Last Chance by R.A. Spratt

Last Chance by R.A. Spratt

Author:R.A. Spratt [Spratt, R. A.]
Language: eng
Format: epub
ISBN: 9781760148614
Publisher: Penguin Random House Australia


Friday and Melanie spent the next two days focused on art. It was easy to forget that they were meant to be on the lookout for criminals. The mystique of the Louvre collection was captivating. Listening to lectures and drawing beautiful artworks all day was a really fun cover ID. They’d spent a whole morning learning about Liberty Leading the People by Eugène Delacroix. After hours of staring at the painting of a semi-naked goddess brandishing a French flag in one hand and a bayonetted musket in the other, as she led soldiers across the battlefield in the July Revolution, the politics of the art world seemed unimportant.

Friday and Melanie fit in surprisingly well with the other art students. Roberto, Adam and Sophia were all very talented, but they all had such different styles of drawing, Melanie and Friday’s efforts didn’t stand out as being of a different quality. Melanie had a lovely whimsical style, while Friday was more linear and literal. The others just assumed she was a Cubist and that the clinical style was a statement about man’s existential inhumanity, not a lack of skill. Maybe it wasn’t. Friday began to wonder if she had more talent than she had thought. Art was different when you were doing it for fun, not just a compulsory component of the school syllabus. They weren’t being marked. She could draw what she liked, how she liked, and she enjoyed it.

Late on Wednesday afternoon, Friday and Melanie were sitting in the lounge room working on their sketches of Liberty Leading the People when the porter stumbled into the room. Friday’s first thought was that the poor woman had been stabbed. She was gasping for breath and clearly traumatised.

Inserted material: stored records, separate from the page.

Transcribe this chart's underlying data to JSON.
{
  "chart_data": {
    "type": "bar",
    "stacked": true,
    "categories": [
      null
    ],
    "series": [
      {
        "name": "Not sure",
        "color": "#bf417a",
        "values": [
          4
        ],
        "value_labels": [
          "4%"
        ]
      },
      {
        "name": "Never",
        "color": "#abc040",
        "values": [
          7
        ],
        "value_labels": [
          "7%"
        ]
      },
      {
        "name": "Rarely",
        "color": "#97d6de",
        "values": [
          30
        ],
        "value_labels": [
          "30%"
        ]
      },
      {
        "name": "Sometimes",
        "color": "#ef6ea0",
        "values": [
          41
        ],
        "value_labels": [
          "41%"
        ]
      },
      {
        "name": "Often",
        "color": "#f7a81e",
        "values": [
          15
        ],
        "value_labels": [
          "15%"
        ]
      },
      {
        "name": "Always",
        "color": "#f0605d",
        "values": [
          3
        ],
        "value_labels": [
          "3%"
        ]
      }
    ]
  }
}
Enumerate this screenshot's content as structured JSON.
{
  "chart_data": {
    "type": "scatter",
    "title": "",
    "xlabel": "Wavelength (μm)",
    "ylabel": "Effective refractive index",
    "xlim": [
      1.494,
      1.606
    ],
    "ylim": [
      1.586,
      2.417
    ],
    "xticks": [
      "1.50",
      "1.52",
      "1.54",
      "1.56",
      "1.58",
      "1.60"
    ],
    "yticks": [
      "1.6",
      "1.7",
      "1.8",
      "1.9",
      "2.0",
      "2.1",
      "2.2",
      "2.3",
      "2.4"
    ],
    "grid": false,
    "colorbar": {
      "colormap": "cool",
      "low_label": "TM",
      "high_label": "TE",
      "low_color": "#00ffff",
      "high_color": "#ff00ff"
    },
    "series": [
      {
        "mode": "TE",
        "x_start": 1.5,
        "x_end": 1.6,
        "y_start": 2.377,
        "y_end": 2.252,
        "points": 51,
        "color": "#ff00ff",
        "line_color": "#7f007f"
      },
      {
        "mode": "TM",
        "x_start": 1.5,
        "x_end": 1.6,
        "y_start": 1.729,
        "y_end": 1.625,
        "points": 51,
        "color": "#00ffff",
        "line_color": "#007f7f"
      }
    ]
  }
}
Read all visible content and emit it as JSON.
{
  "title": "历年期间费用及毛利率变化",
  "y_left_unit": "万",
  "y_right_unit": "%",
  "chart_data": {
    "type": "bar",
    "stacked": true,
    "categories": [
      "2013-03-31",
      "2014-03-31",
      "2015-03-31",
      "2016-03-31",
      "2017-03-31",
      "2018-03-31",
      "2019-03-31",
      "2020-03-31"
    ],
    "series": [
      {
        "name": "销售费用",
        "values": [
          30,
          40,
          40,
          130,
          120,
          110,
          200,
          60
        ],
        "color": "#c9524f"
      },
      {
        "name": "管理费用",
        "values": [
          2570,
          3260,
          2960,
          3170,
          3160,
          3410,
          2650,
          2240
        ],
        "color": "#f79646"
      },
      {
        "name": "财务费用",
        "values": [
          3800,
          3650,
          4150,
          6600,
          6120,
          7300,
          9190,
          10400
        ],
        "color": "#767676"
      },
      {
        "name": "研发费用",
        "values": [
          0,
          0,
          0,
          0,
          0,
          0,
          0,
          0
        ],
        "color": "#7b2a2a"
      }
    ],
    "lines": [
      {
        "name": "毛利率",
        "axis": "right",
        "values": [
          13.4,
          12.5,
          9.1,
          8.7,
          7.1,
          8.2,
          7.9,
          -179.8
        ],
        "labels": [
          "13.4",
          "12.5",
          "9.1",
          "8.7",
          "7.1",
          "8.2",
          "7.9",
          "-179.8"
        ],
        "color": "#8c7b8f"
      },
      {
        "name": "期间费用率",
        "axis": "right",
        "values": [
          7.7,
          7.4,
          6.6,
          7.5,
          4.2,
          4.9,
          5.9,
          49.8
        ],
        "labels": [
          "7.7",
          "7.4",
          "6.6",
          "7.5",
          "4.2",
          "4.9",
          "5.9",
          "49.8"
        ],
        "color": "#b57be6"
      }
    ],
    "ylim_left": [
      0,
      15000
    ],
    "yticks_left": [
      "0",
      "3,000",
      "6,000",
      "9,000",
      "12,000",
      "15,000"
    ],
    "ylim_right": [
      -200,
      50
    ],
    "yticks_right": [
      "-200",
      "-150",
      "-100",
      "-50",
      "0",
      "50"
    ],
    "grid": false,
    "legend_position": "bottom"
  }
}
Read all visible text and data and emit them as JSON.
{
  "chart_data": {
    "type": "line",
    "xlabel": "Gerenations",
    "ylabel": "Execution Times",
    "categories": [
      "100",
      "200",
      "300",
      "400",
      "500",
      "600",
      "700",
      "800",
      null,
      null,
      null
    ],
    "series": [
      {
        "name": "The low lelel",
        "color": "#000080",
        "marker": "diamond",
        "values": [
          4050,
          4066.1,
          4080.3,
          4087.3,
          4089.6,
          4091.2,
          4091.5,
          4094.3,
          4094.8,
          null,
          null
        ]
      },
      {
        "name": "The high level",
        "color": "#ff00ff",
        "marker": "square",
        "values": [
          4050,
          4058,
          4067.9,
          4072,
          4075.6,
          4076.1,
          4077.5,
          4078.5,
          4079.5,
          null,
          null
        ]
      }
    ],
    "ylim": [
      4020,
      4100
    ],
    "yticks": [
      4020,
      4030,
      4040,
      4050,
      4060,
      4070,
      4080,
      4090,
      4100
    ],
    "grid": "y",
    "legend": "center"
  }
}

‘Quick, sit down,’ Friday urged, looking her over for obvious signs of serious wounds – perhaps a carving knife sticking out of her back. The porter was so rude to everyone it wouldn’t surprise Friday if someone did stab her. But there were no blood patches on her clothing or weapons extending out of any visible part of her body. After several moments of heavy gasping, the porter lunged forward and grabbed Friday by the front of her brown cardigan.

‘It’s okay,’ said Friday. ‘Take your time. Say what it is you need to say.’

The porter struggled to control her breathing, ‘I . . .’ she wheezed, then dragged in a deep breath so she could say, ‘. . . hate you.’

‘What?’ asked Friday.

‘She said she hates you,’ said Melanie.

‘What did I do?’ asked Friday.

‘All the other children have telephones, but not you,’ said the porter. ‘No, you make a hard-working woman climb five storeys’ worth of stairs to deliver messages.’

‘You’re in this state just from climbing up stairs?’ asked Friday.

‘I would murder you right now if I had the energy,’ said the porter.

‘They really need a defibrillator in the building,’ said Melanie.

‘There is one down in my office,’ said the porter.

‘That doesn’t make any sense,’ said Friday. ‘If someone is going to have a heart attack here it’s going to be at the top of the stairs, not at the bottom.